« Mon enfant, que mon Intimité soit avec toi ! Viens plus près de Moi et prie ma chère Mère pour qu’elle te fasse une petite place dans son sein, pour que tu puisses observer dans quel état de douleurs J’y suis. »

En pensées, je m’imaginais que ma Mère Marie voulait me démontrer sa grande affection en me laissant rejoindre le doux et affable Jésus en son sein. Je m’imaginais que j’étais là en son sein très près du mon aimable Jésus. Mais comme la noirceur y était grande, il m’était impossible de voir ses traits et Je ne pouvais que sentir la chaleur de son souffle d’Amour.

À l’intérieur de moi Il me dit : « Mon enfant, médite sur une autre manifestation de la surabondance de mon Amour. Je suis la Lumière éternelle et

  • il n’y a pas hors de Moi de lumière qui soit plus resplendissante.

Le soleil avec toute sa splendeur

  • n’est qu’une ombre à côté de ma Lumière éternelle. Cependant, celle-ci s’est entièrement éclipsée
  • quand, par Amour pour les créatures,
  • J’ai embrassé la nature humaine.

Vois-tu la sombre prison dans laquelle l’Amour m’a conduit ? Oui, c’est par Amour pour les créatures que Je me suis confiné à ce réduit et que J’ai attendu là après quelque rayon de lumière. J’ai attendu patiemment dans la grande noirceur,

  • dans une nuit sans étoile ni repos, la lumière du soleil qui n’apparaissait pas encore.

Quelle souffrance J’y ai endurée ! Les murs étroits de cette prison ne me donnaient aucun espace pour remuer, et engendraient en Moi de terribles angoisses.

Le manque de lumière

  • M’empêchait de voir et Me coupait le souffle,
  • un souffle que Je devais recevoir lentement par la respiration de ma Mère.

Sais-tu ce

  • qui M’a amené à cette prison,
  • qui M’a enlevé ma Lumière et M’a fait lutter pour ma respiration ?

C’est l’Amour que Je ressens pour les créatures,

  • confronté à la noirceur de leurs péchés. Chacun de leurs péchés est une nuit pour Moi. Je suffoque de ressentir leurs cœurs sans repentir et ingrats. Ils produisent un abîme sans fond d’obscurité qui Me paralyse.

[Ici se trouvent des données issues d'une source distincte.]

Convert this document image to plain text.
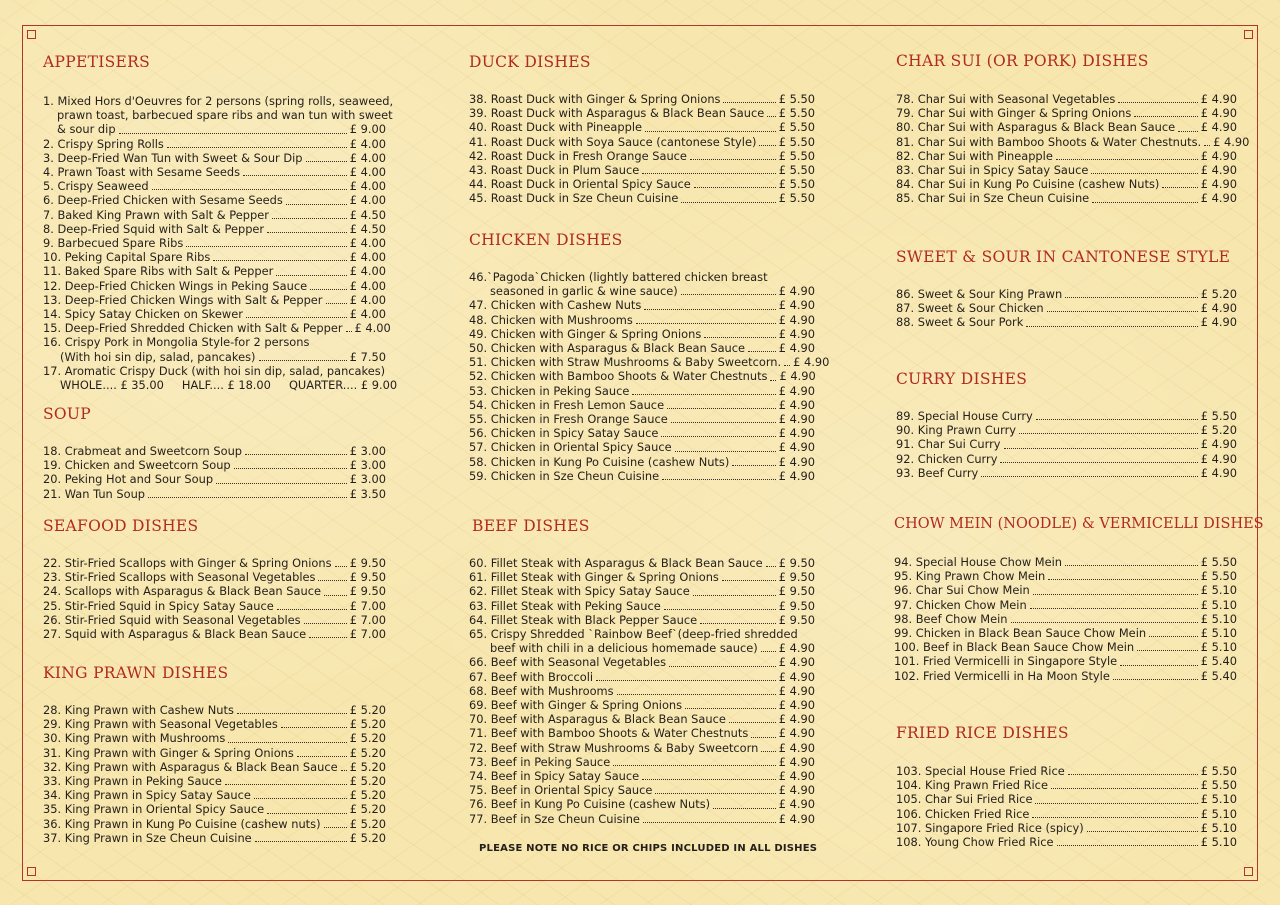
APPETISERS
1. Mixed Hors d'Oeuvres for 2 persons (spring rolls, seaweed,
prawn toast, barbecued spare ribs and wan tun with sweet
& sour dip	£ 9.00
2. Crispy Spring Rolls	£ 4.00
3. Deep-Fried Wan Tun with Sweet & Sour Dip	£ 4.00
4. Prawn Toast with Sesame Seeds	£ 4.00
5. Crispy Seaweed	£ 4.00
6. Deep-Fried Chicken with Sesame Seeds	£ 4.00
7. Baked King Prawn with Salt & Pepper	£ 4.50
8. Deep-Fried Squid with Salt & Pepper	£ 4.50
9. Barbecued Spare Ribs	£ 4.00
10. Peking Capital Spare Ribs	£ 4.00
11. Baked Spare Ribs with Salt & Pepper	£ 4.00
12. Deep-Fried Chicken Wings in Peking Sauce	£ 4.00
13. Deep-Fried Chicken Wings with Salt & Pepper £ 4.00
14. Spicy Satay Chicken on Skewer	£ 4.00
15. Deep-Fried Shredded Chicken with Salt & Pepper £ 4.00
16. Crispy Pork in Mongolia Style-for 2 persons
(With hoi sin dip, salad, pancakes)	£ 7.50
17. Aromatic Crispy Duck (with hoi sin dip, salad, pancakes)
WHOLE.... £ 35.00 HALF.... £ 18.00 QUARTER.... £ 9.00
SOUP
18. Crabmeat and Sweetcorn Soup	£ 3.00
19. Chicken and Sweetcorn Soup	£ 3.00
20. Peking Hot and Sour Soup	£ 3.00
21. Wan Tun Soup	£ 3.50
SEAFOOD DISHES
22. Stir-Fried Scallops with Ginger & Spring Onions £ 9.50
23. Stir-Fried Scallops with Seasonal Vegetables	£ 9.50
24. Scallops with Asparagus & Black Bean Sauce	£ 9.50
25. Stir-Fried Squid in Spicy Satay Sauce	£ 7.00
26. Stir-Fried Squid with Seasonal Vegetables	£ 7.00
27. Squid with Asparagus & Black Bean Sauce	£ 7.00
KING PRAWN DISHES
28. King Prawn with Cashew Nuts	£ 5.20
29. King Prawn with Seasonal Vegetables	£ 5.20
30. King Prawn with Mushrooms	£ 5.20
31. King Prawn with Ginger & Spring Onions	£ 5.20
32. King Prawn with Asparagus & Black Bean Sauce £ 5.20
33. King Prawn in Peking Sauce	£ 5.20
34. King Prawn in Spicy Satay Sauce	£ 5.20
35. King Prawn in Oriental Spicy Sauce	£ 5.20
36. King Prawn in Kung Po Cuisine (cashew nuts)	£ 5.20
37. King Prawn in Sze Cheun Cuisine	£ 5.20
DUCK DISHES
38. Roast Duck with Ginger & Spring Onions	£ 5.50
39. Roast Duck with Asparagus & Black Bean Sauce £ 5.50
40. Roast Duck with Pineapple	£ 5.50
41. Roast Duck with Soya Sauce (cantonese Style) £ 5.50
42. Roast Duck in Fresh Orange Sauce	£ 5.50
43. Roast Duck in Plum Sauce	£ 5.50
44. Roast Duck in Oriental Spicy Sauce	£ 5.50
45. Roast Duck in Sze Cheun Cuisine	£ 5.50
CHICKEN DISHES
46.`Pagoda`Chicken (lightly battered chicken breast
seasoned in garlic & wine sauce)	£ 4.90
47. Chicken with Cashew Nuts	£ 4.90
48. Chicken with Mushrooms	£ 4.90
49. Chicken with Ginger & Spring Onions	£ 4.90
50. Chicken with Asparagus & Black Bean Sauce	£ 4.90
51. Chicken with Straw Mushrooms & Baby Sweetcorn. £ 4.90
52. Chicken with Bamboo Shoots & Water Chestnuts £ 4.90
53. Chicken in Peking Sauce	£ 4.90
54. Chicken in Fresh Lemon Sauce	£ 4.90
55. Chicken in Fresh Orange Sauce	£ 4.90
56. Chicken in Spicy Satay Sauce	£ 4.90
57. Chicken in Oriental Spicy Sauce	£ 4.90
58. Chicken in Kung Po Cuisine (cashew Nuts)	£ 4.90
59. Chicken in Sze Cheun Cuisine	£ 4.90
BEEF DISHES
60. Fillet Steak with Asparagus & Black Bean Sauce £ 9.50
61. Fillet Steak with Ginger & Spring Onions	£ 9.50
62. Fillet Steak with Spicy Satay Sauce	£ 9.50
63. Fillet Steak with Peking Sauce	£ 9.50
64. Fillet Steak with Black Pepper Sauce	£ 9.50
65. Crispy Shredded `Rainbow Beef`(deep-fried shredded
beef with chili in a delicious homemade sauce) £ 4.90
66. Beef with Seasonal Vegetables	£ 4.90
67. Beef with Broccoli	£ 4.90
68. Beef with Mushrooms	£ 4.90
69. Beef with Ginger & Spring Onions	£ 4.90
70. Beef with Asparagus & Black Bean Sauce	£ 4.90
71. Beef with Bamboo Shoots & Water Chestnuts	£ 4.90
72. Beef with Straw Mushrooms & Baby Sweetcorn £ 4.90
73. Beef in Peking Sauce	£ 4.90
74. Beef in Spicy Satay Sauce	£ 4.90
75. Beef in Oriental Spicy Sauce	£ 4.90
76. Beef in Kung Po Cuisine (cashew Nuts)	£ 4.90
77. Beef in Sze Cheun Cuisine	£ 4.90
PLEASE NOTE NO RICE OR CHIPS INCLUDED IN ALL DISHES
CHAR SUI (OR PORK) DISHES
78. Char Sui with Seasonal Vegetables	£ 4.90
79. Char Sui with Ginger & Spring Onions	£ 4.90
80. Char Sui with Asparagus & Black Bean Sauce £ 4.90
81. Char Sui with Bamboo Shoots & Water Chestnuts. £ 4.90
82. Char Sui with Pineapple	£ 4.90
83. Char Sui in Spicy Satay Sauce	£ 4.90
84. Char Sui in Kung Po Cuisine (cashew Nuts)	£ 4.90
85. Char Sui in Sze Cheun Cuisine	£ 4.90
SWEET & SOUR IN CANTONESE STYLE
86. Sweet & Sour King Prawn	£ 5.20
87. Sweet & Sour Chicken	£ 4.90
88. Sweet & Sour Pork	£ 4.90
CURRY DISHES
89. Special House Curry	£ 5.50
90. King Prawn Curry	£ 5.20
91. Char Sui Curry	£ 4.90
92. Chicken Curry	£ 4.90
93. Beef Curry	£ 4.90
CHOW MEIN (NOODLE) & VERMICELLI DISHES
94. Special House Chow Mein	£ 5.50
95. King Prawn Chow Mein	£ 5.50
96. Char Sui Chow Mein	£ 5.10
97. Chicken Chow Mein	£ 5.10
98. Beef Chow Mein	£ 5.10
99. Chicken in Black Bean Sauce Chow Mein	£ 5.10
100. Beef in Black Bean Sauce Chow Mein	£ 5.10
101. Fried Vermicelli in Singapore Style	£ 5.40
102. Fried Vermicelli in Ha Moon Style	£ 5.40
FRIED RICE DISHES
103. Special House Fried Rice	£ 5.50
104. King Prawn Fried Rice	£ 5.50
105. Char Sui Fried Rice	£ 5.10
106. Chicken Fried Rice	£ 5.10
107. Singapore Fried Rice (spicy)	£ 5.10
108. Young Chow Fried Rice	£ 5.10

Ô excès de mon Amour, tu m’as fait partir d’une plénitude de Lumière pour M’amener à la plus noire des nuits dans un étroit réduit qui annihile la liberté de mon Cœur. »

Pendant qu’Il disait cela, Jésus gémissait péniblement à cause du manque d’espace. Pour L’aider, je voulais Lui donner un peu de lumière par mon amour.

À travers sa souffrance, Il me fit entendre sa douce voix et Il me dit : « Assez pour l’instant . Passons au septième excès de mon Amour. »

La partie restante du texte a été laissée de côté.